Hommel-Esser Aarau
Ludwig Esser
Ludwig Esser wurde am 20. Mai 1772 in Weissenburg an der Lauter im Elsass als jüngstes von acht Kindern geboren. Er kam schon früh zu einem älteren Bruder, der in Strassburg eine Werkstatt für die Herstellung mechanischer und physikalischer Instrumente betrieb. Dort hatte er die Gelegenheit, den Beruf des Zirkelschmieds zu erlernen. Gleichzeitig eignete er sich im Selbststudium weitere Kenntnisse in Mechanik und Physik an, welche für die Fabrikation wissenschaftlicher Instrumente notwendig waren.
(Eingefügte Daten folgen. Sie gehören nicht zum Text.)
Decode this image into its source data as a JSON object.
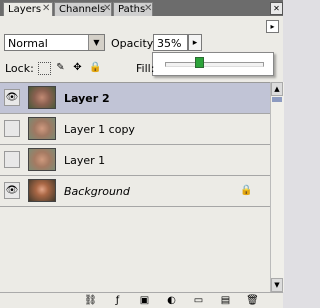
{
  "tabs": [
    {
      "label": "Layers",
      "active": true
    },
    {
      "label": "Channels",
      "active": false
    },
    {
      "label": "Paths",
      "active": false
    }
  ],
  "blend_mode": "Normal",
  "opacity_label": "Opacity:",
  "opacity_value": "35%",
  "opacity_slider_fraction": 0.35,
  "lock_label": "Lock:",
  "fill_label": "Fill:",
  "layers": [
    {
      "name": "Layer 2",
      "visible": true,
      "selected": true,
      "style": "bold"
    },
    {
      "name": "Layer 1 copy",
      "visible": false,
      "selected": false,
      "style": "normal"
    },
    {
      "name": "Layer 1",
      "visible": false,
      "selected": false,
      "style": "normal"
    },
    {
      "name": "Background",
      "visible": true,
      "selected": false,
      "style": "italic",
      "locked": true
    }
  ],
  "colors": {
    "selected_row": "#c1c4d6",
    "slider_thumb": "#2ca33a"
  }
}
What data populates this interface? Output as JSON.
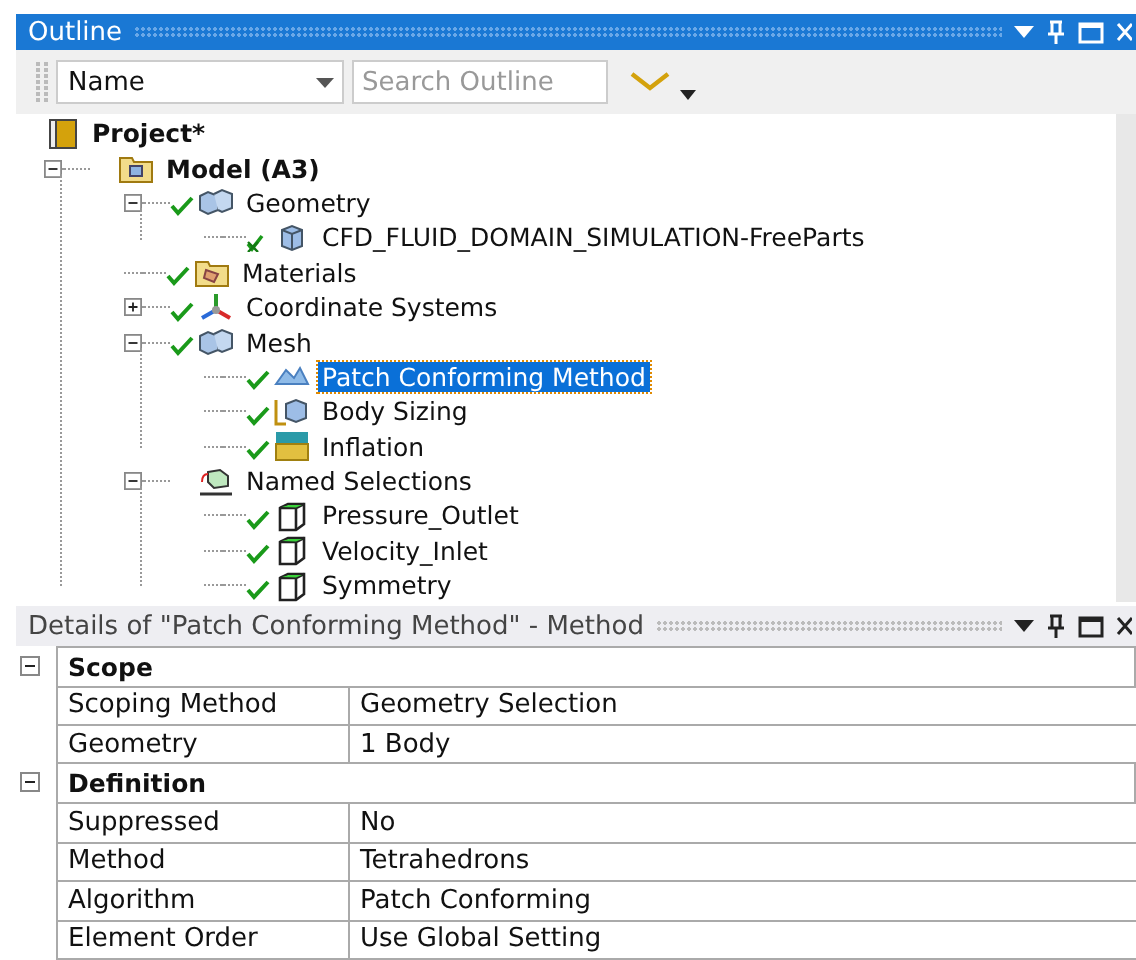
{
  "outline": {
    "title": "Outline",
    "toolbar": {
      "sort_field": "Name",
      "search": {
        "placeholder": "Search Outline"
      }
    },
    "tree": [
      {
        "label": "Project*",
        "kind": "project",
        "selected": false,
        "children": [
          {
            "label": "Model (A3)",
            "kind": "model",
            "expanded": true,
            "selected": false,
            "children": [
              {
                "label": "Geometry",
                "kind": "geometry",
                "checked": true,
                "expanded": true,
                "selected": false,
                "children": [
                  {
                    "label": "CFD_FLUID_DOMAIN_SIMULATION-FreeParts",
                    "kind": "body",
                    "checked": true,
                    "selected": false
                  }
                ]
              },
              {
                "label": "Materials",
                "kind": "materials",
                "checked": true,
                "selected": false
              },
              {
                "label": "Coordinate Systems",
                "kind": "coordinates",
                "checked": true,
                "expanded": false,
                "selected": false
              },
              {
                "label": "Mesh",
                "kind": "mesh",
                "checked": true,
                "expanded": true,
                "selected": false,
                "children": [
                  {
                    "label": "Patch Conforming Method",
                    "kind": "method",
                    "checked": true,
                    "selected": true
                  },
                  {
                    "label": "Body Sizing",
                    "kind": "sizing",
                    "checked": true,
                    "selected": false
                  },
                  {
                    "label": "Inflation",
                    "kind": "inflation",
                    "checked": true,
                    "selected": false
                  }
                ]
              },
              {
                "label": "Named Selections",
                "kind": "named-selections",
                "checked": false,
                "expanded": true,
                "selected": false,
                "children": [
                  {
                    "label": "Pressure_Outlet",
                    "kind": "selection",
                    "checked": true,
                    "selected": false
                  },
                  {
                    "label": "Velocity_Inlet",
                    "kind": "selection",
                    "checked": true,
                    "selected": false
                  },
                  {
                    "label": "Symmetry",
                    "kind": "selection",
                    "checked": true,
                    "selected": false
                  }
                ]
              }
            ]
          }
        ]
      }
    ]
  },
  "details": {
    "title": "Details of \"Patch Conforming Method\" - Method",
    "sections": [
      {
        "title": "Scope",
        "expanded": true,
        "rows": [
          {
            "label": "Scoping Method",
            "value": "Geometry Selection"
          },
          {
            "label": "Geometry",
            "value": "1 Body"
          }
        ]
      },
      {
        "title": "Definition",
        "expanded": true,
        "rows": [
          {
            "label": "Suppressed",
            "value": "No"
          },
          {
            "label": "Method",
            "value": "Tetrahedrons"
          },
          {
            "label": "Algorithm",
            "value": "Patch Conforming"
          },
          {
            "label": "Element Order",
            "value": "Use Global Setting"
          }
        ]
      }
    ]
  }
}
Während der französischen Revolution gelangte er 1798 als Kompaniechef der Artillerie in die Schweiz, wo er nach einer Verwundung in Aarau die Reparatur eines grossen Wagenparks leitete. Bei dieser Gelegenheit traf er auf den Aarauer Industriellen Johann Rudolf Meyer (1739-1813), der ihn dazu bewegen konnte, seinen Dienst zu quittieren und sich in Aarau als Mechaniker niederzulassen. Dies geschah im Jahre 1801.
Die endgültige Übersiedelung von Strassburg nach Aarau erfolgte dann 1803. Anfangs galt sein Hauptinteresse der Herstellung von Präzisionswaagen (hydrostatische Waagen). Auch vereinfachte er die unübersichtlichen Gewichtsmasse, die damals in der Textilindustrie vorherrschten, betrieb eine inoffizielle Eichstätte und stellte selbst ganze Sätze von Garngewichten her. Seine Haupteinnahmequelle waren jedoch Reisszeuge, welche er sowohl an Wiederverkäufer als auch direkt an Schulen verkaufte. Ab 1816 verkaufte er diese auch in einem eigenen Laden, den er seiner Werkstatt angliederte. Zudem begann er, für Schüler und Handwerker eine separate Kategorie preisgünstiger Reisszeuge herzustellen. Damit reagierte er auf die Konkurrenz durch billige Nachahmerprodukte. Nicht zuletzt wegen seiner Kontakte zu Händlern, Mechanikern und Hochschulen im In- und Ausland erlangte er Geltung als Hersteller hochwertiger Reisszeuge und feinmechanischer Instrumente.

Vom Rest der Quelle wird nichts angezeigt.